Any chance to get the complete works of Jonathan Edwards up on here? He is the most studied American Puritan historical figure in high schools due to his literary prowess.

Posted by Michael April 11, 2012 at 10:21 am

“How many words did you have to say as King Lear at the Aldwitch in ’52?

Sir Edwin: Ah, well, I don’t want you to get the impression it’s just a question of the number of words… um… I mean, getting them in the right order is just as important. Old Peter Hall used to say to me, ‘They’re all there Eddie, now we’ve got to get them in the right order.’ ”

–Monty Python, “Great Actors”

Posted by shakesyear April 12, 2012 at 8:57 am

This is awesome! Stuff like Shakespeare is in the public domain, which would let you avoid copyright issues. This could be useful.

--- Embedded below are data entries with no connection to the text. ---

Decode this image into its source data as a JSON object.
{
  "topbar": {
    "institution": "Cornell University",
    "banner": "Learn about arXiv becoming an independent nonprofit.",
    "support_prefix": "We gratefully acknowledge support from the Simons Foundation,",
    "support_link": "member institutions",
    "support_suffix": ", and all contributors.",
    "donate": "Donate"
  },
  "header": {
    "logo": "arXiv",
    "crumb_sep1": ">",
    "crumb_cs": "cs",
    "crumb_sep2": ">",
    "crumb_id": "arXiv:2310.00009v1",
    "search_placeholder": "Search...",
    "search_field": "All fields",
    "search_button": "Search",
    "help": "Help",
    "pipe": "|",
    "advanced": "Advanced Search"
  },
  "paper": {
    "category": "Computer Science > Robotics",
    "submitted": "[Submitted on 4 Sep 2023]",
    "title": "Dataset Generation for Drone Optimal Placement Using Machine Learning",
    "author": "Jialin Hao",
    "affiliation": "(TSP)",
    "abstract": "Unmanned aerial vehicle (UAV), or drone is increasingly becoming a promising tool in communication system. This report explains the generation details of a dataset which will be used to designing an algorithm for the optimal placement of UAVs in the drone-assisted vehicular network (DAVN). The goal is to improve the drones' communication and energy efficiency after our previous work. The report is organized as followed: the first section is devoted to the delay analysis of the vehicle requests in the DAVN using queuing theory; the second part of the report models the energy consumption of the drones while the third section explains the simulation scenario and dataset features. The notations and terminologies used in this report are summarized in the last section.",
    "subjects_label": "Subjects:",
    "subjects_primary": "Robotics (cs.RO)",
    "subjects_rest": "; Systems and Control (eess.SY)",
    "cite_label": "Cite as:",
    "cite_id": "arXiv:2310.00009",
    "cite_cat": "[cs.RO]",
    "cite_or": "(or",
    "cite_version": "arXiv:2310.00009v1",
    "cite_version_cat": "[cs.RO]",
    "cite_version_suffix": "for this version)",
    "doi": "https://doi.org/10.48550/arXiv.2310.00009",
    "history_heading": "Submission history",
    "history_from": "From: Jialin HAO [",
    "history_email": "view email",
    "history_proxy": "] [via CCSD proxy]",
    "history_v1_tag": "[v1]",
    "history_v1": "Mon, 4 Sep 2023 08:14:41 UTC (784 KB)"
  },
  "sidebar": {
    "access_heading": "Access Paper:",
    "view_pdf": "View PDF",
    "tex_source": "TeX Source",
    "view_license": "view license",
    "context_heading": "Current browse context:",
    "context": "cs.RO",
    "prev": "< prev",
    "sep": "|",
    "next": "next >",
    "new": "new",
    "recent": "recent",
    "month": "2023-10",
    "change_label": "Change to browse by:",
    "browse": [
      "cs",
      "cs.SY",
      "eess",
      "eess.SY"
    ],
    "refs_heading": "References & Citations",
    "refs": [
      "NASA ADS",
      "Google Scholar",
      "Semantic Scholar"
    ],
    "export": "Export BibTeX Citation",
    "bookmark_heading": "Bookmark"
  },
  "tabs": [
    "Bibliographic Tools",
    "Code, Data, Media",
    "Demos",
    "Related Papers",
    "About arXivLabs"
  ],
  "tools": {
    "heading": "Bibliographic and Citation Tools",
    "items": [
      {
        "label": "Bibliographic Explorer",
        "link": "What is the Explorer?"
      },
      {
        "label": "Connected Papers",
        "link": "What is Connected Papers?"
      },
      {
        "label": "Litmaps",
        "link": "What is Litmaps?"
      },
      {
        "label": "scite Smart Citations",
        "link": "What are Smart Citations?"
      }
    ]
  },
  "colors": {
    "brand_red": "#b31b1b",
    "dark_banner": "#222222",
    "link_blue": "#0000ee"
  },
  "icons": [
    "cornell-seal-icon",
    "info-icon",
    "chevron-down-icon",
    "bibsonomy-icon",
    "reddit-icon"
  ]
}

Posted by John April 13, 2012 at 12:03 pm

I got a text character count for the following query:
How many characters are there in Titus Andronicus?

How would I determine data like the number of named roles in a particular play?

Posted by Dan April 18, 2012 at 11:07 am

This reminds me of a character in “If on a winter’s night a traveler,” by Italo Calvino. She puts novels into a database that processes them and then relays lists of word frequencies, from which she can deduce the main themes and tones. Now WolframAlpha has not only word frequencies, but frequencies of characters and other such information for analysis. Thirty-three years, and now there’s a possibility of modern Lotarias. Interesting.

Posted by Susan April 22, 2012 at 6:43 pm

Marry me, Wolframalpha. Marry me.

Posted by Mumin April 22, 2012 at 7:06 pm

“We hope you enjoy being able to perform computational analysis on these texts and would love your suggestions on new features and texts to add.”…….

……it will be easy to do if all the developers Wolfram | Alpha in the input function will add the import file \ file works.
🙂

Posted by Alex Kulay April 23, 2012 at 5:48 am

Analysis of this type with respect to the Hebrew Bible was done as far back as 1994. See http://www.torahcode.co.il/pdf_files/pub/wrr.pdf

Posted by Ariella (Dr. Brown) April 24, 2012 at 9:09 am

I would like to see the works of William Gibson made available for Wolfram Alpha. Already volunteers have made concordances of some of his works, so the demand is there.

Posted by Lilly Hunter (@LillyLyle) April 25, 2012 at 11:00 pm

It would be nice if W|A would allow counting not only words usage, but also digramms. Or, at least, have shown series of most frequently used digramms. That, in future, might be very helpful for the text analysis by using power of W|A. Technically, that would not differ from words counting, of course. Second, it would be nice if there would be a possibility to analize other texts, not only by Shakespeare.